I think MacMillan was experimenting at that time with what could be done. I feel like there were lots of ideas that were going around in theatre around that period, at the Royal Court, trying to push that imagination, what could be shown on stage in naturalistic terms. Playground has this psychological aspect. It was the beginning of that trend.
TBB: On the topic of working with ballet dancers, what was it like to work with Natalia Osipova in Pita’s The Mother?
JG: What I find very inspiring about Natalia is that her vision of dance is not classical or contemporary – she sees it all as one thing, which it is to an extent. There are just some practical implications for which you have to invest the time like dancing on pointe… But at the end, it is all just movement. She has a really good take on it and I was quite spoiled by that.
TBB: Do you have any current projects with longtime collaborators like Mark Bruce, or the New Movement Collective?
JG: Mark is making a new piece. I am not on it, but that was a mutual choice. I have done three with him, a trilogy, and I feel very happy. I love working with Mark and I’d love to continue working with him. Given that he also works with film, it would be fun to do something on film together.
As for New Movement, we have been working for two years now with robotics. So we have developed a robotic exoskeleton and we will be working at Sadler’s Wells next year, in an unusual space within Sadler’s. The idea is to make a piece where we put the audience inside the robot. So it is going to be a small piece, maybe one or two audience members, there might be more people watching, but we choreograph the audience. That is the idea.
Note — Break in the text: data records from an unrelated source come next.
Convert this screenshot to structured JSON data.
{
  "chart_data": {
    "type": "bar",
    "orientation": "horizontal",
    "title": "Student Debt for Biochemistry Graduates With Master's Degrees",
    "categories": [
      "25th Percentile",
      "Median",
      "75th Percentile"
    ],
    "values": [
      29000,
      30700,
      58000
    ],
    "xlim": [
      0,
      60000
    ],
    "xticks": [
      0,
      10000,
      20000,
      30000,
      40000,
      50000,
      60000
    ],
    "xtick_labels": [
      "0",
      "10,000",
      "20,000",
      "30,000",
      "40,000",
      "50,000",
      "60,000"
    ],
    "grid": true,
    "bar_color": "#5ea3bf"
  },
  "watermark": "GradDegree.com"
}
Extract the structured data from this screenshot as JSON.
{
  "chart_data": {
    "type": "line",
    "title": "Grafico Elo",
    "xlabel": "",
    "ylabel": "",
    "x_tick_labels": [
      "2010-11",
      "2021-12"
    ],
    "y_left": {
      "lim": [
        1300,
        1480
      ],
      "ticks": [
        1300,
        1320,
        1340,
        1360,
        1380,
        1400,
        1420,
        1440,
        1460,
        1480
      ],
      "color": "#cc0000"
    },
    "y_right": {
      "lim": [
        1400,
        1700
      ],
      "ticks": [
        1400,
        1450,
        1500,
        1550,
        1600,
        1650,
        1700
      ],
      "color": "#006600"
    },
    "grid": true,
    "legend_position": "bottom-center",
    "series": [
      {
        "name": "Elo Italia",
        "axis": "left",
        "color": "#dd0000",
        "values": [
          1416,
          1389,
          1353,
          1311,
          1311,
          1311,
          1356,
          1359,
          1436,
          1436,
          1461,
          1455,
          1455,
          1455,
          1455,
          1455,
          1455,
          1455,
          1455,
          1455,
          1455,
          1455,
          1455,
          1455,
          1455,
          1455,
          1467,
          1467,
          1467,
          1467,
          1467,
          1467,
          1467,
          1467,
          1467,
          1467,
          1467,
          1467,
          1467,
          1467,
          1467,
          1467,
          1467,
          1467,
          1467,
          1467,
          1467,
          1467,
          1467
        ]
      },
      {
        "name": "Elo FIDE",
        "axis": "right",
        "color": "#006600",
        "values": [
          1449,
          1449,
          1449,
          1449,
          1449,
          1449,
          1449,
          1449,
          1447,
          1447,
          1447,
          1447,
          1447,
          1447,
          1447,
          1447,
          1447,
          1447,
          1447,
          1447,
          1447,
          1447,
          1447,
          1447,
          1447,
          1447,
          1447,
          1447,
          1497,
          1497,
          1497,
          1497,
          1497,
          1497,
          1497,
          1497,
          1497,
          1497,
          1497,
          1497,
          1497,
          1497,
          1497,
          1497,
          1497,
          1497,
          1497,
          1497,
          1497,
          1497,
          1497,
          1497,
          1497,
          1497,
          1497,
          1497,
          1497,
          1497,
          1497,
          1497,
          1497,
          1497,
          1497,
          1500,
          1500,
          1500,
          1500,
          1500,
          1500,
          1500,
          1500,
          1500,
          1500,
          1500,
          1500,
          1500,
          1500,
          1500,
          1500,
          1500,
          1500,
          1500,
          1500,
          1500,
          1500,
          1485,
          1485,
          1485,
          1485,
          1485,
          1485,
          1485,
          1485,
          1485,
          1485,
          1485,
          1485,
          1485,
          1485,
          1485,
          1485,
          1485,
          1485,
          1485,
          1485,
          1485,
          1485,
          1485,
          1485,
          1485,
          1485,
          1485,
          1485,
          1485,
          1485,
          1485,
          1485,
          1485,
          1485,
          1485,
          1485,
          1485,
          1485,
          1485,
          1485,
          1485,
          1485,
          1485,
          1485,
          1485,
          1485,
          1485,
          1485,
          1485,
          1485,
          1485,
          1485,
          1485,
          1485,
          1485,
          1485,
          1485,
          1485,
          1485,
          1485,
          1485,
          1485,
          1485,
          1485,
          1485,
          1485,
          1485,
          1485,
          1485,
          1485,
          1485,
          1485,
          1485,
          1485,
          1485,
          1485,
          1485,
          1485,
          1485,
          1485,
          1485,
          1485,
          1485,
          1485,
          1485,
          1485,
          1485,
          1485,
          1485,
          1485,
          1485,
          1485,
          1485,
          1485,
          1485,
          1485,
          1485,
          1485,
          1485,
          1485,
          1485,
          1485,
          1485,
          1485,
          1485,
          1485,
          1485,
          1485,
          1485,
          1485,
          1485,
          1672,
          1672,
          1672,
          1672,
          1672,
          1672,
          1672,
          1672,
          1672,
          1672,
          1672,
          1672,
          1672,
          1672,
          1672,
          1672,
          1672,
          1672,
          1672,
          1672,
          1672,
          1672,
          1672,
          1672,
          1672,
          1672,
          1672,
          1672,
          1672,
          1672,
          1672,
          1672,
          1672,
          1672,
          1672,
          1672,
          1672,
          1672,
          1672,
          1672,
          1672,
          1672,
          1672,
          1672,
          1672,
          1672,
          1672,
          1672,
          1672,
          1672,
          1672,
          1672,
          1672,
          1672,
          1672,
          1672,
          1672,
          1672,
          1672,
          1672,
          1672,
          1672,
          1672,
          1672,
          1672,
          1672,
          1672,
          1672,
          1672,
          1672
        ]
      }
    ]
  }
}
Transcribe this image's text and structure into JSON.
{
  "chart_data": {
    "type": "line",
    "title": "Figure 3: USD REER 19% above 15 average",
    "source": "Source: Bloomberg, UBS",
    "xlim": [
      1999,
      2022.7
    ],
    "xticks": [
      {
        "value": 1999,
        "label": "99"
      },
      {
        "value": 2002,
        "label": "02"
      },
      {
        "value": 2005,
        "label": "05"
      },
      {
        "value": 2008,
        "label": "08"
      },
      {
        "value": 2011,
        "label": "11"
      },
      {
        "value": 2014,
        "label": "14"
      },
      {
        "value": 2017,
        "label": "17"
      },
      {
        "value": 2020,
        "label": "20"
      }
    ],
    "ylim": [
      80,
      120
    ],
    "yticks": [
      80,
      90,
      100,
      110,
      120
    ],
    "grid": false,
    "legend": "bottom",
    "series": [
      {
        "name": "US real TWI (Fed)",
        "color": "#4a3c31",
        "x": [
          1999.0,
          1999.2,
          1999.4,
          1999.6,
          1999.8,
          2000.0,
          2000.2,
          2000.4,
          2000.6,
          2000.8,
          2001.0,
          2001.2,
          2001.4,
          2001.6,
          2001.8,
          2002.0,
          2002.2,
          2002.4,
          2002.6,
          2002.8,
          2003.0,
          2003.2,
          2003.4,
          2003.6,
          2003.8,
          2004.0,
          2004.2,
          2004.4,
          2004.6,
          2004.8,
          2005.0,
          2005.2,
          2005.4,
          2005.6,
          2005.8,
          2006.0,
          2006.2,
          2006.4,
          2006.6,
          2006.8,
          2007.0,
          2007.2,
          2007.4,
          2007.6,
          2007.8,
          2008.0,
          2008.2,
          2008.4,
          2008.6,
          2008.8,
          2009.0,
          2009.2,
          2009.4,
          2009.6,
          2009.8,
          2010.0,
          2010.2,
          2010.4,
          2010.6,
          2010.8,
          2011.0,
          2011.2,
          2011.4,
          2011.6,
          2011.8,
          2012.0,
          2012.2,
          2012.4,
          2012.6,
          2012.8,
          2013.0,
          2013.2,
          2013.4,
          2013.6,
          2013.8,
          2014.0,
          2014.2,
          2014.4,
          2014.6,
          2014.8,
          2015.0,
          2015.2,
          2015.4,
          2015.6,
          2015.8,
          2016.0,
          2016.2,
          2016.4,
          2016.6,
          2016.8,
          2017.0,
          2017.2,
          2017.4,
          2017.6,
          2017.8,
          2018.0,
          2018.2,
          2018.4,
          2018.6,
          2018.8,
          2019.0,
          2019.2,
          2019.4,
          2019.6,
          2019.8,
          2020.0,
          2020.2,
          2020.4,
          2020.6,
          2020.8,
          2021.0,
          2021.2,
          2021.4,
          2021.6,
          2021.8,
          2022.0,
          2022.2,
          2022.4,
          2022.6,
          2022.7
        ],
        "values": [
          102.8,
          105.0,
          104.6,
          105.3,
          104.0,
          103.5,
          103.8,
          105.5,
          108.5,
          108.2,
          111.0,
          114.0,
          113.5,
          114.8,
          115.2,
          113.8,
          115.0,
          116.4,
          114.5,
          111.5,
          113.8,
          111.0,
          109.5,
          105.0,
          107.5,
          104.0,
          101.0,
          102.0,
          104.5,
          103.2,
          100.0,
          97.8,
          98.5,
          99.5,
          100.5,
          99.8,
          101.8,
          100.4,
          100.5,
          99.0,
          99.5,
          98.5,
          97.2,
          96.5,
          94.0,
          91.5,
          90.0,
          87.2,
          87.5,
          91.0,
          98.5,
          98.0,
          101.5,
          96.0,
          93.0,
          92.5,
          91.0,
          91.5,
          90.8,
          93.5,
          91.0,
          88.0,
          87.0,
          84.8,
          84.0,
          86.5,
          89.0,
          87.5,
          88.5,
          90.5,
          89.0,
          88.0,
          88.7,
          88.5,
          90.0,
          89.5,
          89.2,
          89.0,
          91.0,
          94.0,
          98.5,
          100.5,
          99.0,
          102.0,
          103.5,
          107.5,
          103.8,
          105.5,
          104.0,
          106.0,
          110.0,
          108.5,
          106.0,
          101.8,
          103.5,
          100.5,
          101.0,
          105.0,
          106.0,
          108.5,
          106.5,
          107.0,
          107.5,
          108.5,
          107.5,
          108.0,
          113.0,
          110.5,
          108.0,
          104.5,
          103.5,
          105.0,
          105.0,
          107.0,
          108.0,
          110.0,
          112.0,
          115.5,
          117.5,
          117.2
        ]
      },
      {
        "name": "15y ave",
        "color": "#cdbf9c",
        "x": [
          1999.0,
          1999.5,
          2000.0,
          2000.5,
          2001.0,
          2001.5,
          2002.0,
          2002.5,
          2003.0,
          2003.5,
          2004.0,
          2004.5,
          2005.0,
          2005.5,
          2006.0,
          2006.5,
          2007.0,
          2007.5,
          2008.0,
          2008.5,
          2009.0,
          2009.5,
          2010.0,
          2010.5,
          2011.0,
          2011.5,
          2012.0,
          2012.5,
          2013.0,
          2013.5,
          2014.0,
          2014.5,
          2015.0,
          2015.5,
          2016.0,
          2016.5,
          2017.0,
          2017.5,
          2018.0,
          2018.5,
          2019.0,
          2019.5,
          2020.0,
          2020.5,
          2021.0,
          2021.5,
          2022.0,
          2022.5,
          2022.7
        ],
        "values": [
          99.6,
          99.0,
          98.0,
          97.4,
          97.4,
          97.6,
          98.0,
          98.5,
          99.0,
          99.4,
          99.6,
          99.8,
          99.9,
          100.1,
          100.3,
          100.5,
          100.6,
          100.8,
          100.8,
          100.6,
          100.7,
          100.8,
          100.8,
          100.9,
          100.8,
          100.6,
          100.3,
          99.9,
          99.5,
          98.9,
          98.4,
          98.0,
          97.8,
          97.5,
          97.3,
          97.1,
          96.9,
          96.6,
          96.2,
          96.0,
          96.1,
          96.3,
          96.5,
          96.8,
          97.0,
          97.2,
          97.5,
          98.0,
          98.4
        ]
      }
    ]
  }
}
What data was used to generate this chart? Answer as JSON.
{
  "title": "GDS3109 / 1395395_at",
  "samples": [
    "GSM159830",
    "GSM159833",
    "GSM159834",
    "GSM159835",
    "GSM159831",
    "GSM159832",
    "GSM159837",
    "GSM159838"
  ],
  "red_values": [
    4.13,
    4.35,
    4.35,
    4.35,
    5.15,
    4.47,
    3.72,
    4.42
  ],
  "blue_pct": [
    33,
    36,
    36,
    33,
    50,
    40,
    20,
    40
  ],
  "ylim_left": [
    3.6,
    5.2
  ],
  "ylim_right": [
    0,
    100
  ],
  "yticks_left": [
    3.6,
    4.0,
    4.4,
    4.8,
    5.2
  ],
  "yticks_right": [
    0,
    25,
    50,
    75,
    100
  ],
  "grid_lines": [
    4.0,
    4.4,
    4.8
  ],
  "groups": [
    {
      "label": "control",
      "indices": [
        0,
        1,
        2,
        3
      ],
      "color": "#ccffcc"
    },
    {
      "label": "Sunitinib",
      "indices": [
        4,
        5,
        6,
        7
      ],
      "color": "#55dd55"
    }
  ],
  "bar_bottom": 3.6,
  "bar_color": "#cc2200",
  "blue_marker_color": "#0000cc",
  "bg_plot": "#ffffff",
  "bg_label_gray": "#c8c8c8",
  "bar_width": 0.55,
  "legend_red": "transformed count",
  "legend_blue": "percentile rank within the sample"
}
TBB: Who are you working with for the robotics?
JG: We have been working with lots of different universities on this, but Fenyce Workspace are the lead digital artists doing it. It is really difficult, but amazing. It is really cutting-edge stuff. It has taken a while because this technology is so young. They use it in the army and it is used in car factories when they are lifting massive objects. And also for medical reasons, but it had not been used for artistic purposes, so that is what is exciting to us.
I am also doing my own work in the summer. I’ve been working with a playwright who is doing a dance play, Eve Leigh, and with a theatre director, Lily McLeish. And that’ll be presented at The Place in October and Dance East. I have four brilliant performers, who can do both dancing and text, all very exciting.
TBB: How do you see the process of funding for your new piece, and for future projects?
JG: Funding in dance is very challenging, I am not going to lie, there is no money. All the money is, rightly or wrongly, in the bigger institutions so I think that is why you see contemporary choreographers moving to make work for ballet companies, because they can finance their work. As a result, small to mid-scale touring has almost disappeared. It is a bit sad, but fine. You just have to be more innovative about how you find the money, or who you get to support you. Making my own thing made me acutely aware of trying to find the right amount of money, and I concluded that one does not need a huge amount of money to create something. You just need very good ideas. The less money you have, the better your ideas have to be.
Arthur Pita’s The Mother, starring Jonathan Goddard and Natalia Osipova, is at the Southbank Centre (Queen Elizabeth Hall) from 20 to 22 June 2019.